Dawg loved playing in the high school band as a drummer and was damn good at it. Then in 1958 Bear Bryaqnt viaited my home in Greenville, Alabama where my dad was the head of the local University of Alabama alumni association and Bear, sitting in our living room, asked my dad if I was a football player for the local high school team and my dad responded that, no, I was a band member and that exchange humiliated me to my bones so, despite my inclinations otherwise, the next day, I (being a large person) went out for the football team under Coach Whetstone. I hated football and would rather have ridden on the band bus among young ladies than the team bus among sweaty football jocks but my fate was sealed. Today on the news I see that old farts such as I are dying from brain disorders brought about by head injuries suffered on the football fields of my youth yet no one with whom I am acquainted back in 1958 has yet to die of having engaged in oral sex on the band bus in the dark of the back of that conveyance . Srew Bear Bryant and his hold on feeble minded South Alabama males of the 1950s. One cannot tell the future from the proximiity of 16 at a high school in the rural south. Now, at 72, my brain disfunction might be attributal to too much tiquila or on too many grinding turf encounters on football fields in South Alabama long ago. Who knows, but I remain somewhat befuddled regardles of the cause. 

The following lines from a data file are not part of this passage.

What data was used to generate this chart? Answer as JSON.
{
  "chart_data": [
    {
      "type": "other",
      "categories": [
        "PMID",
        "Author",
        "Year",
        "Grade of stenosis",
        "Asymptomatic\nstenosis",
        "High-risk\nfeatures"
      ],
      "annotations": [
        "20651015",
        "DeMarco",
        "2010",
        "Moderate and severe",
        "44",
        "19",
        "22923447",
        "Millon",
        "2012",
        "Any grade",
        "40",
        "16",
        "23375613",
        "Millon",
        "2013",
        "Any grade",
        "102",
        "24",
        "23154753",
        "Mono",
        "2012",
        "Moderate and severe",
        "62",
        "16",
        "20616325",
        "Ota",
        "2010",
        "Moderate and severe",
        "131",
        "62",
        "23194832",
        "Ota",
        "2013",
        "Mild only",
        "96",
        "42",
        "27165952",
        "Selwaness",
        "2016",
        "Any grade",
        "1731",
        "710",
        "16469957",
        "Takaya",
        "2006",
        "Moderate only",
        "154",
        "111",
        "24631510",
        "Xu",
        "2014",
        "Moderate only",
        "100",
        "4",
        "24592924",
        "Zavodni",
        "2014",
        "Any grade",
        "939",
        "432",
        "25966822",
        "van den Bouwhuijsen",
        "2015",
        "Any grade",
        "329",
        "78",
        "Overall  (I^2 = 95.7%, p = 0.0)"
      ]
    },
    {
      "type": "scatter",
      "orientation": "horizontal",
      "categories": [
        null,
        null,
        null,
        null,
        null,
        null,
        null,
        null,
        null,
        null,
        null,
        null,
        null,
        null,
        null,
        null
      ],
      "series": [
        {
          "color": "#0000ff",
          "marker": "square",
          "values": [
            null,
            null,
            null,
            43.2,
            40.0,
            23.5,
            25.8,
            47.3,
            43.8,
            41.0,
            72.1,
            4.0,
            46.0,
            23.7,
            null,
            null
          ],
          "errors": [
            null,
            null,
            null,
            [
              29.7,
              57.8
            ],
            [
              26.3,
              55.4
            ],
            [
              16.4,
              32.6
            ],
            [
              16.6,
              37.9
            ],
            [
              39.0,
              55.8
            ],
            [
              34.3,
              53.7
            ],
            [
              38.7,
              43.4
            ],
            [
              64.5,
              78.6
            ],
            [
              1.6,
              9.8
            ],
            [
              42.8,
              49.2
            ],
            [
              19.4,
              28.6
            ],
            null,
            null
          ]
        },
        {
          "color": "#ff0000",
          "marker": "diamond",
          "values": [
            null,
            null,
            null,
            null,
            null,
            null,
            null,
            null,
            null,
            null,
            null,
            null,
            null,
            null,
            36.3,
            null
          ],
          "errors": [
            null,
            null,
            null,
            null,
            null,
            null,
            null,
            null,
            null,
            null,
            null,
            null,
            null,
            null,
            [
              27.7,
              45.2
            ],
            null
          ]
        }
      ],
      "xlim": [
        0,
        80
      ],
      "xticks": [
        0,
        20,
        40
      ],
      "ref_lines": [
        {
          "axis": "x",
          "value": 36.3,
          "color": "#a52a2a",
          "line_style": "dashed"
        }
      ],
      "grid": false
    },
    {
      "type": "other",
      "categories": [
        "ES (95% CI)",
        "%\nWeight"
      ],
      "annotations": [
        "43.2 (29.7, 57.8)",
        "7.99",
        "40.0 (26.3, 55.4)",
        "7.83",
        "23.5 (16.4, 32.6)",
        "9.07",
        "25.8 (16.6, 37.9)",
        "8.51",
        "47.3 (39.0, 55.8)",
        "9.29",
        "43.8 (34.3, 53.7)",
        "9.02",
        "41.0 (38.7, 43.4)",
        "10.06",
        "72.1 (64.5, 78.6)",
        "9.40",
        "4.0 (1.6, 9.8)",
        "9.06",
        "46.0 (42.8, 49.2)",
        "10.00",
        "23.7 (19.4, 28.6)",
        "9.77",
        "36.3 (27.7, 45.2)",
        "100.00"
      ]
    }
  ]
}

Damn 1950s example setters but at least they avoided another civil war.


----------



## vantexan (Sep 4, 2011)

I loved the story where as a boy you ran so fast your leg braces fell off. Life IS like a box of chocolates...


----------



## Hound Dog (Jan 18, 2009)

[_QUOTE=vantexan;5397146]I loved the story where as a boy you ran so fast your leg braces fell off. Life IS like a box of chocolates...[/QUOTE]_

You are an amusing fellow Van and .I was a student at the University of Alabama when Winston Groom, the authotr of Forrest Gump, was a student there as wel

When I entered the universitity in1961,it was totally racially segregated and in 1962, two black studenys, Vivian Maloe and James Cook entered the unviersity during the summer seesion and that was the occasion of the infamos cofrontation between George Wallace and Nicholas Katzenback at tha scholhouse door which was a disgraceful charade making all of us university syudends appear to be racist hillbillies in those day

As in Euope recently, the day may comew when your neighbor may baxh your infant+s´head against the wall and take pleasure in so doing..



.


----------



## vantexan (Sep 4, 2011)

Hadn't heard about that but as crazy as the world is getting it's no surprise. Mexico looks better all the time.


----------



## joaquinx (Jul 3, 2010)

I really like the tie-in to life in Mexico.


----------



## Hound Dog (Jan 18, 2009)

[_QUOTE=joaquinx;5400786]I really like the tie-in to life in Mexico.[/QUOTE]_


OK, joaquinx , Dawg has already been reprimanded for this posting by someone with whom I have lived for nearly 44 years so your comment, while cogent, was not required to put me in my place. I will, however, bet that high school kids of 1958 or their equivalents in rural Mexico received inconclusive advice on how to succeed as adults as did Alabama youth in the 1950s when big guys like Dawg either went out for football as locally defined or were declared cowardly sissies by thugs on the varsity team when passing in the school hallway. 

By the way, in my first job as a federal bank examiner in Los Angeles in the mid-1960s, my new boss really hated me so while I lived in Hermosa Beach just south of Santa Monica, I was constantly assigned to the San Joaquin Valley - usually Taft, Bakersfield or Fresno, so I wonder where you derived that "joaquinx" internet handle. Of course, in 1966 in the San Joaquin Valley there was no internet and handles generally took the nature of "Billy Bob".


----------